Thursday, April 26, 2012

Courtly Politics

The Supreme Court heard arguments yesterday in the Arizona immigration case. We won’t know the outcome until June, probably, but watchers seemed pretty sure that Arizona will win.

I long ago gave up trying to guess which way the Court would rule, especially now that it’s basically a political operation. It may sound cynical to say that the Court takes party politics into mind with their rulings, but let’s get real: they always have. It may not be as blatant as Bush v. Gore, and it may not apply to every case, but it’s in the mix, just as it has been since long before Brown v. Board of Education or even Plessy v. Ferguson.

As the saying goes, we are a nation of laws, not of men. But men and women make the laws, men and women interpret the laws, and they’ll rule according to both the law and which party appointed or elected them. It’s a fact of life, and I put the legend of judicial neutrality right up there with the one about the flying reindeer at Christmas.

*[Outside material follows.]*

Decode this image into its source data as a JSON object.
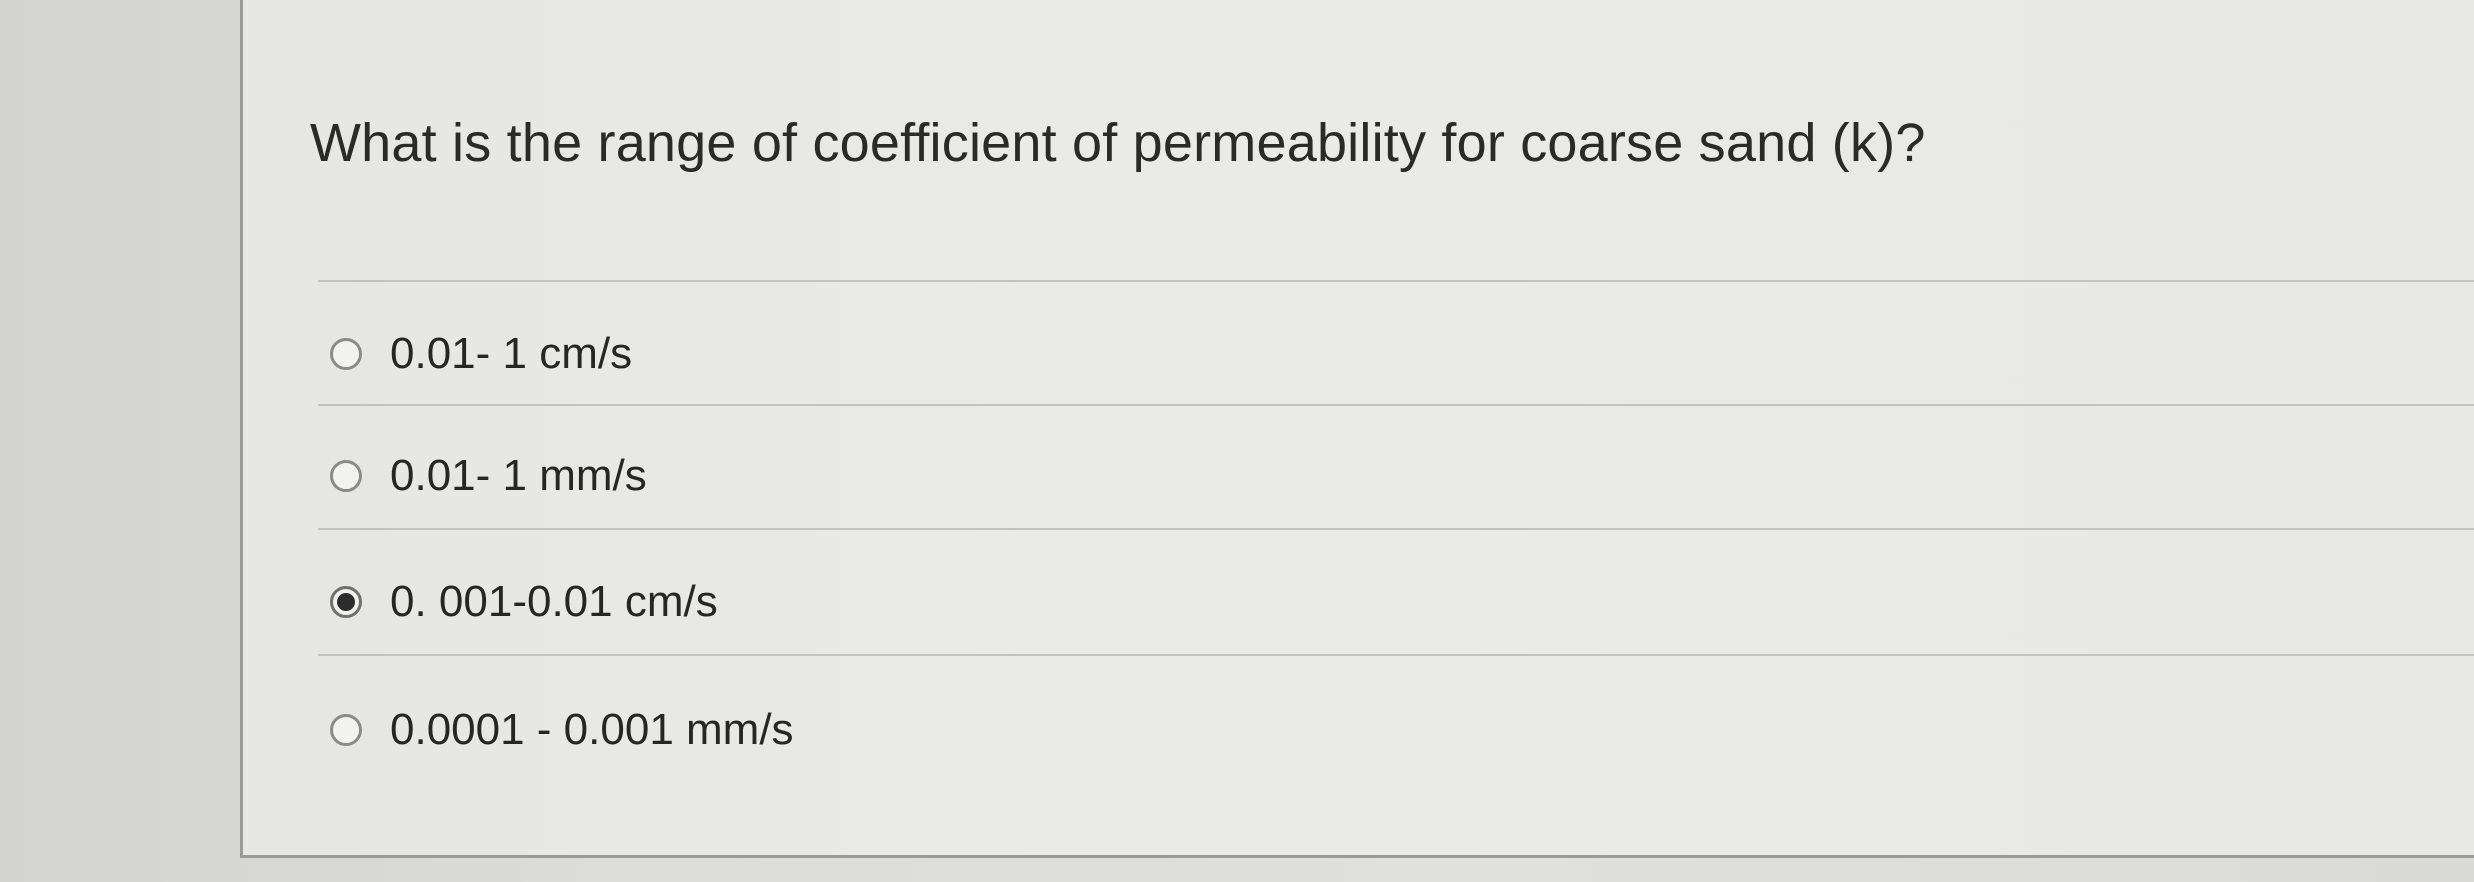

In this particular case, the Court might rule in favor of the Obama administration just to take immigration off the table for the election, trumping the merits of the arguments of states’ rights versus the Constitution’s granting of power to control the borders solely to the federal government. But if the Court rules in favor of the Arizona law under the rubric of states’ rights, then why can’t it rule in favor of state-sponsored segregation in order to control education, or, on the other hand, in favor of California’s legalization of medical marijuana?

Lady Justice may be wearing a blindfold, but she’s not wearing earplugs.